A todo momento, com doses equilibradas de delicadeza, ironia e resignação, somos lembrados da penúria do corpo e, principalmente, da pobreza de espírito. O autor provoca reflexões sobre a intolerância, o egoísmo, a arrogância, a futilidade e a agressividade que inundam as cidades e as redes sociais, além de apontar o definhamento dos laços familiares e a interpretação equivocada da vivência da religião. O amor ao próximo está no cerne de todas as crenças, porém é constantemente ignorado.
A belíssima escrita de Waldir impressiona e a leitura é admiravelmente fluida. As pausas surgem naturalmente, se impondo ao final dos capítulos ou bem no meio dos diálogos, enquanto os temas abordados e as réplicas de Barba reverberam em nós.

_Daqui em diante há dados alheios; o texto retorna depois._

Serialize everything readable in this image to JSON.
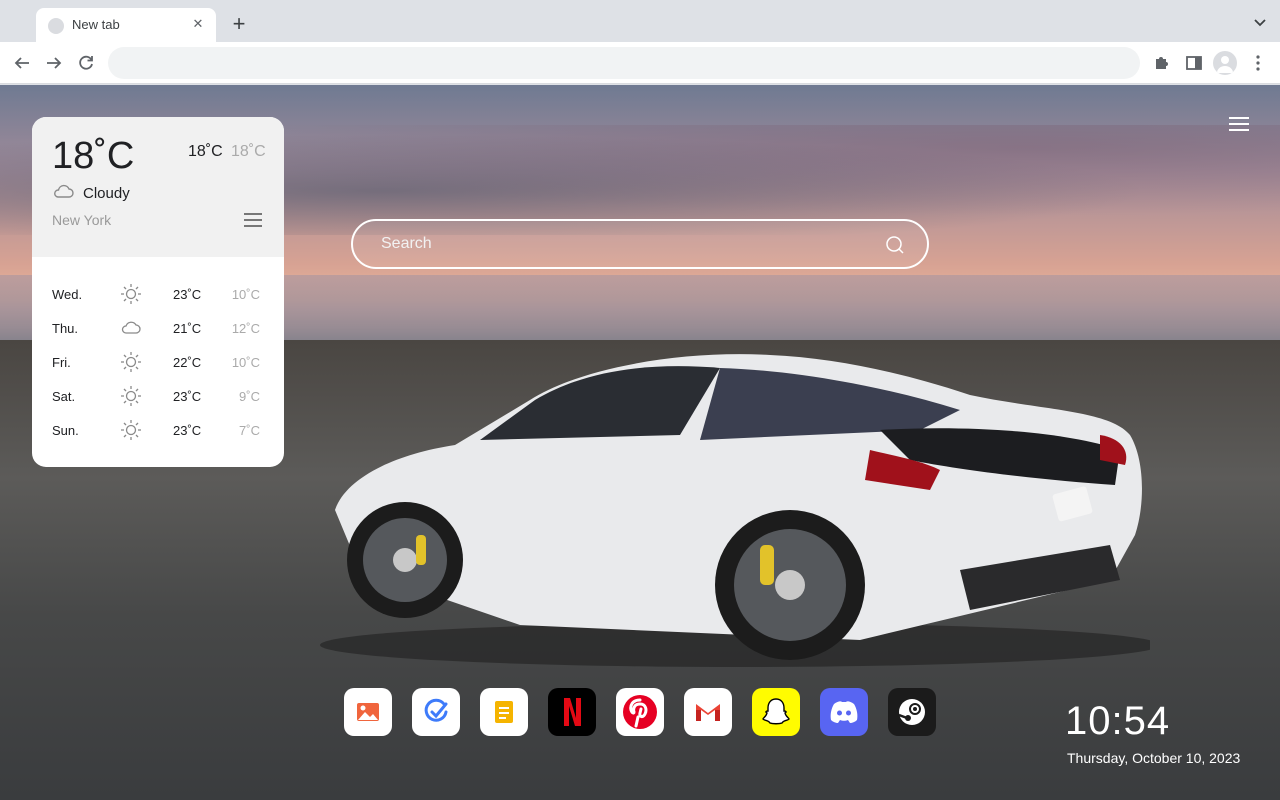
{
  "browser": {
    "tab_title": "New tab",
    "tab_close": "✕",
    "new_tab": "+",
    "omnibox_value": ""
  },
  "weather": {
    "current_temp": "18˚C",
    "high": "18˚C",
    "low": "18˚C",
    "condition": "Cloudy",
    "condition_icon": "cloud-icon",
    "city": "New York",
    "forecast": [
      {
        "day": "Wed.",
        "icon": "sun-icon",
        "high": "23˚C",
        "low": "10˚C"
      },
      {
        "day": "Thu.",
        "icon": "cloud-icon",
        "high": "21˚C",
        "low": "12˚C"
      },
      {
        "day": "Fri.",
        "icon": "sun-icon",
        "high": "22˚C",
        "low": "10˚C"
      },
      {
        "day": "Sat.",
        "icon": "sun-icon",
        "high": "23˚C",
        "low": "9˚C"
      },
      {
        "day": "Sun.",
        "icon": "sun-icon",
        "high": "23˚C",
        "low": "7˚C"
      }
    ]
  },
  "search": {
    "placeholder": "Search"
  },
  "dock": {
    "apps": [
      "gallery",
      "todo",
      "notes",
      "netflix",
      "pinterest",
      "gmail",
      "snapchat",
      "discord",
      "steam"
    ]
  },
  "clock": {
    "time": "10:54",
    "date": "Thursday, October 10, 2023"
  },
  "colors": {
    "netflix": "#e50914",
    "pinterest": "#e60023",
    "snapchat": "#fffc00",
    "discord": "#5865f2",
    "steam": "#1b1b1b"
  }
}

Trata-se de uma saga que enseja a meditação, sendo possível ler a obra em doses homeopáticas: a cada dia teríamos uma pílula de sabedoria para dela extrairmos grandes e inquietantes lições de vida.
Barba é um livro que pode despertar um profundo sentimento de tristeza. Esteja preparado para se perder em mil porquês e duvidar irremediavelmente da espécie humana. No entanto, o mesmo sentimento de desesperança e incredulidade também pode fazer brotar uma semente de fé, nem que seja para provarmos a Barba que ele está errado. A bondade existe e é possível disseminar o amor. O desejo de fazer deste mundo um lugar melhor está na maioria das pessoas e juntos seremos capazes de progredir. Não estamos sozinhos; há sempre alguém olhando por nós e toda gentileza será recompensada.